From Vietnam to Venezuela, from Chile to Cuba, from Iran to Iraq, the CIA has long been up to its neck in torture across the world.

Colten Stokes


The sordid history of US torture in the Middle East laid bare by the release of the Senate report is explained by some as “9-11 changed everything.” The truth, however, is that US support for torture long pre-dates 2001.

The Vietnam War lasted more than 10 years and involved more than a half-million US troops, and torture was a routine part of US actions. Vietcong prisoners were thrown from helicopters to get others to talk, they were tortured with electric shocks, six-inch pegs were driven into their ears, and female prisoners were threatened with the death of their children.

In the Middle East, the most notorious torture regime was that of the Shah of Iran, installed by a CIA-coup in 1953. Operatives of his secret police, the SAVAK, were trained by the hundreds by the CIA at its headquarters in Langley, Va. In the 1970s, Jimmy Carter, now seen by many as a champion of human rights, personally approved continued CIA-SAVAK cooperation, on the grounds that the “intelligence” gained outweighed the “human rights abuses” that were occurring, an explanation that should sound familiar today.
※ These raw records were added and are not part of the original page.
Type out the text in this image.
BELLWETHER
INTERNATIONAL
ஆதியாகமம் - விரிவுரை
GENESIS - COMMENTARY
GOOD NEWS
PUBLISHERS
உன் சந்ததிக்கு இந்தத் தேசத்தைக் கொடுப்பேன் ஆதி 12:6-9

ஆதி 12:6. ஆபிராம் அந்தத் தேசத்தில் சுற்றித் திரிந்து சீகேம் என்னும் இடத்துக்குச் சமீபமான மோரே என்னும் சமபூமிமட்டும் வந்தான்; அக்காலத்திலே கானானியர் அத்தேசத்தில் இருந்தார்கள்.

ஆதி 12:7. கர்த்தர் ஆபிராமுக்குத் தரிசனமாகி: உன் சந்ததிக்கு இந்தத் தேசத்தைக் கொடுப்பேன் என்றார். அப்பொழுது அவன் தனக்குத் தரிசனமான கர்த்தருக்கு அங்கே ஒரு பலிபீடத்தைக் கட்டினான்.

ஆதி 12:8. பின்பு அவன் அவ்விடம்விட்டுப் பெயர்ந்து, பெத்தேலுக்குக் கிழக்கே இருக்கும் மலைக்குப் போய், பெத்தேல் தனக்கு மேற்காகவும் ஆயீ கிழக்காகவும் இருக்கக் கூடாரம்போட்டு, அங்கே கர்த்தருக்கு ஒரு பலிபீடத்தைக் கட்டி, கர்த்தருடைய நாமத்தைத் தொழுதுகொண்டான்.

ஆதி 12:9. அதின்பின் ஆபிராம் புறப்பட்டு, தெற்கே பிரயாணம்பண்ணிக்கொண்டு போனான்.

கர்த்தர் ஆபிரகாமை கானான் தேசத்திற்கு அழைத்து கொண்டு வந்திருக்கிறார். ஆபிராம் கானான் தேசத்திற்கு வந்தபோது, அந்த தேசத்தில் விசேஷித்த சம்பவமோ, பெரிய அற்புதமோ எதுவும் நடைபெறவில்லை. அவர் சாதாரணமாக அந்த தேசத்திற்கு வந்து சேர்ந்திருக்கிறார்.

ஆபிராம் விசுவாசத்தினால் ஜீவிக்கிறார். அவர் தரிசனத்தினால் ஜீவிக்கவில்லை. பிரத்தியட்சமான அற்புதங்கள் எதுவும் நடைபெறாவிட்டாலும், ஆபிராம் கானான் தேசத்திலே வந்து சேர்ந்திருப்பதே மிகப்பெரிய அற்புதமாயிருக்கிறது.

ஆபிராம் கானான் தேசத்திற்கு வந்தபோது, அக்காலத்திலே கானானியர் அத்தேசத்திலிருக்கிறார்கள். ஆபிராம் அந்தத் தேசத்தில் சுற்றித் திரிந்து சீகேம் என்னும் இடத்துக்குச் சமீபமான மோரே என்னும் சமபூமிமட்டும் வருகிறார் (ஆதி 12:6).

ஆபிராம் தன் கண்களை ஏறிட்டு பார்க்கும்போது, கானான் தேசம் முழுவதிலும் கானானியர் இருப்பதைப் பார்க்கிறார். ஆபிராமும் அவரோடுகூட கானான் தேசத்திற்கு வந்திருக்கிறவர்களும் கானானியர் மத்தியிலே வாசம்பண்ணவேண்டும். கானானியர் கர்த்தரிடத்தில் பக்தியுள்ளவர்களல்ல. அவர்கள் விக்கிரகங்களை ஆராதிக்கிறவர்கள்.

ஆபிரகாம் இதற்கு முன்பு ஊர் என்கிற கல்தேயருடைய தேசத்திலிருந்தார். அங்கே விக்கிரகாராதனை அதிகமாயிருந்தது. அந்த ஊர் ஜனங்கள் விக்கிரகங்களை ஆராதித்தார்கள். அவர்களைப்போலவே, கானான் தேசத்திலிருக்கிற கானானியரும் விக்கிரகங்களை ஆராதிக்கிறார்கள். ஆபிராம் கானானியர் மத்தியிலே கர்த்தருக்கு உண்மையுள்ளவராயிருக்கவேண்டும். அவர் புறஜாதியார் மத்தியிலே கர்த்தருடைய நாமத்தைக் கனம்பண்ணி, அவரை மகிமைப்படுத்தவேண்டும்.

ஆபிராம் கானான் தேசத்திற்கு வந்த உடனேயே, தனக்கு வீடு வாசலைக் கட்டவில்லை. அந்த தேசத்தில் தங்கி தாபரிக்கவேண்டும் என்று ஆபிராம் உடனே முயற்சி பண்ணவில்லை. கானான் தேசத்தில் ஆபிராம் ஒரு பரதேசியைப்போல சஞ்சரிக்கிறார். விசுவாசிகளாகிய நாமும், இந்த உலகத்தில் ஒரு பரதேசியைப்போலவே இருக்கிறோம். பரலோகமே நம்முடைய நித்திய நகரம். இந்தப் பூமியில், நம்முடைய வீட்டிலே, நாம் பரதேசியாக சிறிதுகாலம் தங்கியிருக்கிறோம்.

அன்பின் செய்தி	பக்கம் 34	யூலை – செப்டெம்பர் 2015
The SAVAK is gone, but systematic torture continues in at least one more country in the region that receives massive US support—Israel, which routinely tortures Palestinian political prisoners.

CIA support for torture in Latin America was equally extensive. In Chile, the CIA-supported the coup which brought Augusto Pinochet to power brought with it the torture and murder of thousands of left-wing activists. The head of Chile’s secret police, the DINA, was a CIA asset. In 1975, DINA agents assassinated the former Chilean Ambassador Orlando Letelier and his 25-year-old American associate, Ronni Karpen Moffitt, in Washington, D.C., itself, but even that didn’t put a damper on US support for the regime.

Throughout the 1980s, the US provided training and support for the government in El Salvador, whose death squads routinely used torture as a means of suppressing opposition. The opposite happened in Nicaragua, where the US-supported Contras routinely tortured Nicaraguans who resisted its attempts to overthrow the leftist Sandinista government.

In Venezuela, the secret police was called DISIP, and its head and chief torturer in the 1970s was CIA agent and notorious terrorist Luis Posada Carriles. Here the story of US involvement with torture takes a different turn—the US supported torture while it was happening but later used the false claim of potential torture to shield Posada from prosecution.

Posada and Orlando Bosch were the masterminds of the 1976 mid-air bombing of Cubana Flight 455, killing all on board. Both escaped justice in Venezuela, and in 2005 Posada entered the US illegally. Venezuela, where Posada is still wanted on 73 counts of murder for the airplane bombing, filed an extradition request.

Nine years later, that request has neither been honored or even answered, but eventually, since Posada was a known terrorist and had entered the US illegally, the US government was forced to move to deport him. During those hearings, a man named Joaquin Chaffardet testified in Posada’s defense that if he were extradited to Venezuela, led at the time by Hugo Chávez, he would be tortured. Chaffardet offered no proof for this baseless allegation, and the US government offered no witnesses to rebut him. Of course, Venezuela WAS known to torture prisoners—when Posada ran the DISIP and it was supported by the US!

And who was Chaffardet? He was Posada’s associate at DISIP, a fellow torturer! Later, both left DISIP to form a private investigation firm, a firm that worked hand-in-glove with the CIA, and the same firm that employed the two people who actually put the bomb on the plane in 1976. Chaffardet was also indicted of having organized the prison break that sprung Posada from jail in Venezuela after the bombing. And on the basis of his testimony alone, the US refused to extradite Posada to Venezuela, and allows him to live freely in Miami to this day.

The US government’s attitude toward torture hasn’t changed in decades, nor has its unwillingness to see torturers pay for their crimes. In President Obama’s statement on the torture report, he asserted that torture is “against our values,” but pointedly failed to point out that it is also against the law.

Just like police brutality serves a role internally at keeping people under control, so too torture serves a role internationally. Neither will end until the brutal system that employs them, capitalism and imperialism, are ended.